“Or don’t vote for me…who cares? Don’t vote at all!”
So says high school student government presidential candidate Tammy Metzler in the cult classic Election.
Here at the U of C, life imitates art. At the annual Student Government (SG) debate in McCormick Lounge last Sunday, Adam Brunk, a member of the Moose Party slate, which channels Tammy each year, said, “Student government is a sham.”
Unfortunately, both he and Tammy have a point. In the past year, our SG’s accomplishments have been something less than spectacular.
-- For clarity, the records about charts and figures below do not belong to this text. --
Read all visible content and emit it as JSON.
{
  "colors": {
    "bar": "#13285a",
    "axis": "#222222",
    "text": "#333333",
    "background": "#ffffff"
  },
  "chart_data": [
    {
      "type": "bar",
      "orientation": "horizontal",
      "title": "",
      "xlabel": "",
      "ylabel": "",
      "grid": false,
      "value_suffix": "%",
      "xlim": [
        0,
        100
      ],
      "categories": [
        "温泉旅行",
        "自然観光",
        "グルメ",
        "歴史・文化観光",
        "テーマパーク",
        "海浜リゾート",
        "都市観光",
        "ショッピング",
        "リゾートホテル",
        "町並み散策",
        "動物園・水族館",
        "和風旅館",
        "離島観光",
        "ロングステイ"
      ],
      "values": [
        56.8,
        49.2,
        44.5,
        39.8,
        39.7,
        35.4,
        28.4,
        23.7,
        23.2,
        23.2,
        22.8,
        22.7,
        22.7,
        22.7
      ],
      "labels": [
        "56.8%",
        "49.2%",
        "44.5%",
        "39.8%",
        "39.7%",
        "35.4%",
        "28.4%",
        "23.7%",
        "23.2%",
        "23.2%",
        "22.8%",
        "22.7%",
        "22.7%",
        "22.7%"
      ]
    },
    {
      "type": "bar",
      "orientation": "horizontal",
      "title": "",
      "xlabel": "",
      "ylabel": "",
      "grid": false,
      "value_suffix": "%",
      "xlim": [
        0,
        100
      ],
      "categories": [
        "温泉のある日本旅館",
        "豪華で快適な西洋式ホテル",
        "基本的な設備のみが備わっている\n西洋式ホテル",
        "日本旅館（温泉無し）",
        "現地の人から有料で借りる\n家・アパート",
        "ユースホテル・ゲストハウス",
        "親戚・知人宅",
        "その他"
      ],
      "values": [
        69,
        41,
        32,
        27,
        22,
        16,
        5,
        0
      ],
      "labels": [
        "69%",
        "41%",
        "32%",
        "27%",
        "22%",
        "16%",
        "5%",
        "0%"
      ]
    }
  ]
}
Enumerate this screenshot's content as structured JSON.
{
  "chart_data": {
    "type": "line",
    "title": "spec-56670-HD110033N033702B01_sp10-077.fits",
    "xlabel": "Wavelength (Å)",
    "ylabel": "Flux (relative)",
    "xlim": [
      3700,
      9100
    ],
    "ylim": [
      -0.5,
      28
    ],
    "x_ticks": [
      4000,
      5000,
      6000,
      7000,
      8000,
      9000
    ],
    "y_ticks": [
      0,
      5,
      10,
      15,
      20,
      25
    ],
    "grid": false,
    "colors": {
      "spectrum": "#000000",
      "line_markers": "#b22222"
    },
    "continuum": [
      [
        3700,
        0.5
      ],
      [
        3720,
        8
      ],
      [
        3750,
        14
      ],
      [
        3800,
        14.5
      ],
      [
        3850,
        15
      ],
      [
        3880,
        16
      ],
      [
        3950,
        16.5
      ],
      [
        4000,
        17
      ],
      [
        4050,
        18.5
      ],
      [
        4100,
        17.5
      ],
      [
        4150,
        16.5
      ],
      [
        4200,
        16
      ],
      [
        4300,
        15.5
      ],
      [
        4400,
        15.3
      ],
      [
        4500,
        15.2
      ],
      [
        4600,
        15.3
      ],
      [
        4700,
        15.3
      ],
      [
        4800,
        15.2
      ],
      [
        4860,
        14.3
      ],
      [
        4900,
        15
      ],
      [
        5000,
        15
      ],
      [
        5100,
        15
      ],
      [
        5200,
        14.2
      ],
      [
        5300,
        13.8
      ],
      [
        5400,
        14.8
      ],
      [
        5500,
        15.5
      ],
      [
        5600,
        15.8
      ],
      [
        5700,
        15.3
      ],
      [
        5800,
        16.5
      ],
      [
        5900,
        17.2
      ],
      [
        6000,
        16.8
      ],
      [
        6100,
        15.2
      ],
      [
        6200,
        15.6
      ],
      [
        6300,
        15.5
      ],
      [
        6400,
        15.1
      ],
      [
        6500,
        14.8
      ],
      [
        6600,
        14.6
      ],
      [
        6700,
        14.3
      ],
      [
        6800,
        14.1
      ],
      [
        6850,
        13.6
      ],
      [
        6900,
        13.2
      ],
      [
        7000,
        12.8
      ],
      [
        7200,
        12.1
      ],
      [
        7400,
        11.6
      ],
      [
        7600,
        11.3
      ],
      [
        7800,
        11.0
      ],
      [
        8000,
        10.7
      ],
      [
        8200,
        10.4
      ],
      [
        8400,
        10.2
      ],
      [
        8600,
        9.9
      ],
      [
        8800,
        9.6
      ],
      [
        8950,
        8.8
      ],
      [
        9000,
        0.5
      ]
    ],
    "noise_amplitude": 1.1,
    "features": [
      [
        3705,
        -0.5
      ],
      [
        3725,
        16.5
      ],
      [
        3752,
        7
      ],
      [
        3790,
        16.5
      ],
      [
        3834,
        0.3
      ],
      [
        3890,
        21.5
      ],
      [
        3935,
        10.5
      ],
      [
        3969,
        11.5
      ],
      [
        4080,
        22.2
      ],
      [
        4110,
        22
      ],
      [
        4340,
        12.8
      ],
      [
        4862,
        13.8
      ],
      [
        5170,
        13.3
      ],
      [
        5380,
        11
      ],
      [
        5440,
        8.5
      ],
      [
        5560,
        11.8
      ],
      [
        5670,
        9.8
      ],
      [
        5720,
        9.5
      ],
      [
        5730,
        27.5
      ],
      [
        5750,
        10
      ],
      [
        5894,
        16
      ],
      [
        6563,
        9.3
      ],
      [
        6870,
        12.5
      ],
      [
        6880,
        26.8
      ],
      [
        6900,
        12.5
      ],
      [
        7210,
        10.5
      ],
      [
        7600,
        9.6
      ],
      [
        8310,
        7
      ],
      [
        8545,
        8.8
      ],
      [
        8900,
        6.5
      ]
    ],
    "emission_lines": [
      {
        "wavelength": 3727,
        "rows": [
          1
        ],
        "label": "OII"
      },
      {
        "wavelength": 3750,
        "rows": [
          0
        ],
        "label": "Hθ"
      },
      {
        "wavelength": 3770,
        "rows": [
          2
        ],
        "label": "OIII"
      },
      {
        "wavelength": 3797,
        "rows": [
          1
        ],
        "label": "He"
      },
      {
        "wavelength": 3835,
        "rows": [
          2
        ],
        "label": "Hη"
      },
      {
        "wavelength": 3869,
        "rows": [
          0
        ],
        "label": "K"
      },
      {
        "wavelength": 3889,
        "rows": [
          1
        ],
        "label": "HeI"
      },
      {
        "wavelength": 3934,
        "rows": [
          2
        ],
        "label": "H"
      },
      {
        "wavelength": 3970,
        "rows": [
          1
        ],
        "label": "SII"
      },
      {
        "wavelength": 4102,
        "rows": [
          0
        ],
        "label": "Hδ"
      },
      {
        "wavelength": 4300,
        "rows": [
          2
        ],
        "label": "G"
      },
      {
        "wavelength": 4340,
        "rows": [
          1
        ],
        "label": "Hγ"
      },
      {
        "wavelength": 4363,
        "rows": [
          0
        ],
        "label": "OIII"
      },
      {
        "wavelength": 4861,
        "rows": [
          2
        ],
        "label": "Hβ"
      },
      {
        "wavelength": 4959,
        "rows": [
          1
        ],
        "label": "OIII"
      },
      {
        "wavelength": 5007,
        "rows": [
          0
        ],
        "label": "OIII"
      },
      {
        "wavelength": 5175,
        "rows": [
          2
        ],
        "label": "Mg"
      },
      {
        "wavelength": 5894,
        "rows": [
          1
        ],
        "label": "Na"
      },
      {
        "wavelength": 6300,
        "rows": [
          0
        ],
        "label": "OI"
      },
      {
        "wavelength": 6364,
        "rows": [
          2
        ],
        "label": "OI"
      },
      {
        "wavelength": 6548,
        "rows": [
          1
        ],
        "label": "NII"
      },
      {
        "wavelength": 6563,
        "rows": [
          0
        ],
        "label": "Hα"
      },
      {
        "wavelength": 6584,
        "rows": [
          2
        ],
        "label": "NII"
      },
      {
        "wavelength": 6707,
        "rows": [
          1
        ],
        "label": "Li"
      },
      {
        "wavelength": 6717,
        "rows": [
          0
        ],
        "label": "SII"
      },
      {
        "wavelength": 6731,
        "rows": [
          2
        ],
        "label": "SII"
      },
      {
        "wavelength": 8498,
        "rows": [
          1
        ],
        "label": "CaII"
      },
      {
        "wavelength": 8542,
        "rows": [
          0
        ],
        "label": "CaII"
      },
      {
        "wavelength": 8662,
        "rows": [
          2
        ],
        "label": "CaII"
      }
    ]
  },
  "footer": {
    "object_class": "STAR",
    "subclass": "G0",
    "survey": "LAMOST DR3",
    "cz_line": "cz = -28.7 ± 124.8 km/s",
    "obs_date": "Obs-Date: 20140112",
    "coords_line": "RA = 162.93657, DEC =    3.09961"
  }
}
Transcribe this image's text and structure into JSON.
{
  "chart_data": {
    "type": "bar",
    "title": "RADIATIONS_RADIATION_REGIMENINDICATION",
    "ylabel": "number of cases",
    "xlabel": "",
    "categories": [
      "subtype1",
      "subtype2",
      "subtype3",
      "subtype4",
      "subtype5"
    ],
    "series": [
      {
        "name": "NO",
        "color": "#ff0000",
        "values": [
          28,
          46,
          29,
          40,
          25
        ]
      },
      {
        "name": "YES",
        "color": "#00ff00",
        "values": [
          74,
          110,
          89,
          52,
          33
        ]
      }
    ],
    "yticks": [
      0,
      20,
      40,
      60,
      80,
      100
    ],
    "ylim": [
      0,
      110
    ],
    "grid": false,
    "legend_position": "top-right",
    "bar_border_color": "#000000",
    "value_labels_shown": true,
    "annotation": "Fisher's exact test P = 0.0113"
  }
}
The Penny Party, started by Your-SG slate presidential candidate Scott Duncombe was said to be a way to “start a debate about ideas.” But what ideas? Several close observers of student government say the Penny Party added support for divestment from Darfur to their platform “just to get elected.” In fact, Students Taking Action Now: Darfur (STAND) co-chair Mike Pareles sent an e-mail February 15 to third-year College Council (CC) members reminding them of the grassroots support STAND gave the Penny Party in this fall’s CC elections, in case any of the party’s members decided to run on an executive slate. “I’m sure you are aware of the mobilization we put out for the Penny Party earlier in the fall, partially leading to their sweeping success on a divestment platform…” wrote Pareles. “STAND and the Social Justice Coalition will provide the same mobilization for the slate whose members have proven a commitment to divestment in the past.” When CC stalled on approving a resolution on divestment, they were called out for doing so by STAND member and third-year representative Ryan Kaminski in an e-mail to the Council.
When SG “activists” aren’t wasting time trying to curb dissent, they’re squandering energy on settling old scores. According to the SG Elections and Rules Committee e-mails forwarded to my inbox, Graduate Council chair Alex Bratsafolis filed a complaint April 5 accusing graduate liaison candidate and current SG president Ian Mulhauser of early campaigning. Mulhauser says he was merely handing out an information sheet indicating when the election was going to be held and information on the position he was running for when he encountered Phil Caruso, whom Mulhauser defeated for SG president last year. Caruso informed him that this was early campaigning, and a few days later, Bratsafolis, who was on Caruso’s slate last year, made the complaint to the Elections and Rules Committee. There’s no concrete proof that Caruso asked her to make the complaint. However, one member of the Election and Rules Committee who wished to remain anonymous said this impropriety was so obvious that Sharlene Holly, advisor to SG, quickly sent out an e-mail reminding the Election and Rules Committee that complaints are supposed to be anonymous—probably implying that the committee should not consider Bratsafolis’s credibility, or lack thereof.
If you remember from last year, Mulhauser made a similar complaint of early campaigning against Caruso last year, which was dismissed by former SG president Robert Hubbard, who ran with Caruso two years ago. Sound like revenge? You make the call. Mulhauser sent a blistering e-mail April 10 to the Elections and Rules Committee in which he wrote, “I am ashamed that [Caruso] didn’t have the nerve to bring this up. He knew very well about this because he was the one who received the complaint that was dismissed. He should know better. He also was allowed the decency of a hearing, and obviously a very solid defense. I would like this matter reviewed and dismissed.” How any of this benefits students is hard to see.
They say that the personal is political. Here at the U of C, it’s sometimes impossible to tell the difference.
For instance, if any two CC members can be said to be of like mind about the weakness of student government, it’s Kaminski and third-year representative Kyle Lee. You may recall that Kaminski accused Lee of being insensitive to his sexual orientation earlier this year. The charge provoked a nasty confrontation. Yet in an op-ed in the Maroon (“College Council Needs Reform,” 2/13/07), Kaminski wrote that “[CC] meetings have quite embarrassingly included literally hours of bickering over hyper-technical parliamentary procedure, near-constant party-line voting, and even discussions by some members on how to ‘spin’ campus reforms as products of Student Government and College Council.” Lee told me after the debate that this year, “Student Government didn’t do anything. At all. We’re lucky if we get half of the actual representatives to show up to meetings. Some send proxies, and some just don’t show at all. People just don’t care about Student Government, even the people on Student Government.”
No wonder no one cares. There’s in-fighting and bickering, and that’s on a good day. People seem to just plain hate each other. On Wednesday current president Ian Mulhauser called the complaint against him “petty.” That may be a good word to describe SG, but I have a better one. During the debate, Moose Party slate candidate Oliver Mosier said, “Sex isn’t profane. Sex is beautiful and should be protected. Do you know what’s profane? Student Government.”
Profane. Unfortunately for students, that sounds about right.